Mauritius-based Adenia Partners, a long-standing impact-oriented investor in Africa, is launching a new fund focused on founder-led small and medium-sized enterprises (SMEs) to complement its existing series of mid-cap funds. Over the past two decades, Adenia has grown from backing small firms with its first $10 million fund to managing $470 million in its fifth fund, supported by development finance institutions (DFIs) and other impact investors. The new Adenia Entrepreneurial Fund (AEF) aims to fill a gap for SMEs that are too large for microfinance yet struggle to secure traditional private equity funding.

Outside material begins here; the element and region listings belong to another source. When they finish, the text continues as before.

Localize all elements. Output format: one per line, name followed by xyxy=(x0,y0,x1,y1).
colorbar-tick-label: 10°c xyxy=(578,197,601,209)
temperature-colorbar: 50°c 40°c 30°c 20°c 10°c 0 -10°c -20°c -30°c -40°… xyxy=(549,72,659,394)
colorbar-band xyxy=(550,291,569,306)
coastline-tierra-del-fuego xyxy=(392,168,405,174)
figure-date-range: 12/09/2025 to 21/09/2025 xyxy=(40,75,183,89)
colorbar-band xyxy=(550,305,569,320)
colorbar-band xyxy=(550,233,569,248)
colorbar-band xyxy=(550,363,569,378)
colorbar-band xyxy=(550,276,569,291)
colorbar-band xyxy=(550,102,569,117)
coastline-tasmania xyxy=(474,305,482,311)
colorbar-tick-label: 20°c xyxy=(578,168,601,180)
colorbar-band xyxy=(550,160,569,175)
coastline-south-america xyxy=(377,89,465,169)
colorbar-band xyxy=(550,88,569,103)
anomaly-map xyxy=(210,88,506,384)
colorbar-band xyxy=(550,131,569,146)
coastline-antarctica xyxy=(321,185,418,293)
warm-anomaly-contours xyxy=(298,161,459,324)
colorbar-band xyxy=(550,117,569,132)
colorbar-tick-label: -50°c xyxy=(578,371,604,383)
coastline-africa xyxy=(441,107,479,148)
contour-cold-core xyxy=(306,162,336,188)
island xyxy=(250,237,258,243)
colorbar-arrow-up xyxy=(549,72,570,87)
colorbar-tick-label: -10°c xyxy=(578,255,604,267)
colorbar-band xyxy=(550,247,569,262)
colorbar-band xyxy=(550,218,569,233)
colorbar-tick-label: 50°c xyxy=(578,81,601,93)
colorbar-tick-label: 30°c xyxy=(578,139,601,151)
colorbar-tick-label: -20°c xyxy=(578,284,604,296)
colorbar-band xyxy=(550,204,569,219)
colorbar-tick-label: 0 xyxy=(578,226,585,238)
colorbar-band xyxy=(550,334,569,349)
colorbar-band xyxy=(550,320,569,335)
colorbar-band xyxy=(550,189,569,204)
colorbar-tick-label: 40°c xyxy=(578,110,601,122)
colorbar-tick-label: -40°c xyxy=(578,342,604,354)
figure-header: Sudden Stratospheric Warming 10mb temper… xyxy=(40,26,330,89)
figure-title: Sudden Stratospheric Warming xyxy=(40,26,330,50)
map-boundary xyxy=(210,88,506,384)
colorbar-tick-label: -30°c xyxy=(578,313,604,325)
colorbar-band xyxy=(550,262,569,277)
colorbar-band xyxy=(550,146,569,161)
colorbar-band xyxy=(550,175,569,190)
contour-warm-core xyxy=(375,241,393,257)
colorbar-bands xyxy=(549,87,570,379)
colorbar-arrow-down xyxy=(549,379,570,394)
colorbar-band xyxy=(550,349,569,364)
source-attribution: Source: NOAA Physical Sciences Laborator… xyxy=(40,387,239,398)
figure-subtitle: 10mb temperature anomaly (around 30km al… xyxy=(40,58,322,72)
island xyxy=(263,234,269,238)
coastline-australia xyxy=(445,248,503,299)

The AEF is targeting a fund size of $150 million, with a hard cap of $180 million, and aims for a first close by the end of 2025. It seeks investment from Adenia’s established network of impact investors, including multilateral DFIs such as the European Investment Bank, International Finance Corporation, DEG, Proparco, FMO, and Canada’s FinDev, as well as African pension funds, family offices, and other impact-focused entities. The fund will primarily invest in founder-led businesses with deal sizes ranging from $10 million to $25 million, avoiding overlap with Adenia’s larger $470 million Adenia Capital V fund.
Adenia’s expertise spans over 35 businesses across 20 industries, with 20 exits to date. The AEF will allow the firm to invest in smaller, founder-led companies in markets including Kenya, South Africa, francophone West Africa, and the Indian Ocean region. Promising sectors include retail, off-grid solar, light manufacturing, pharmaceuticals and healthcare, and distribution. Past successes, such as the acquisition of Kenya’s Quick Mart supermarket chain, illustrate Adenia’s capacity to grow and scale portfolio companies even in challenging market conditions.
Impact measurement remains a key focus for Adenia, with attention on quality of jobs, diversity, sustainable operations, and sector-specific outcomes such as food quality or clean energy provision. As a controlling investor, Adenia can reliably collect and monitor data, creating a “theory of change” for each investment to show how operational measures translate into impact. While approximately 75% of Adenia’s investor base holds impact mandates, the firm recognizes the need to better communicate its impact outcomes to the wider investment industry.
Overall, the Adenia Entrepreneurial Fund represents a strategic return to the firm’s roots of supporting smaller African enterprises, while maintaining a disciplined focus on both financial returns and measurable social and environmental impact.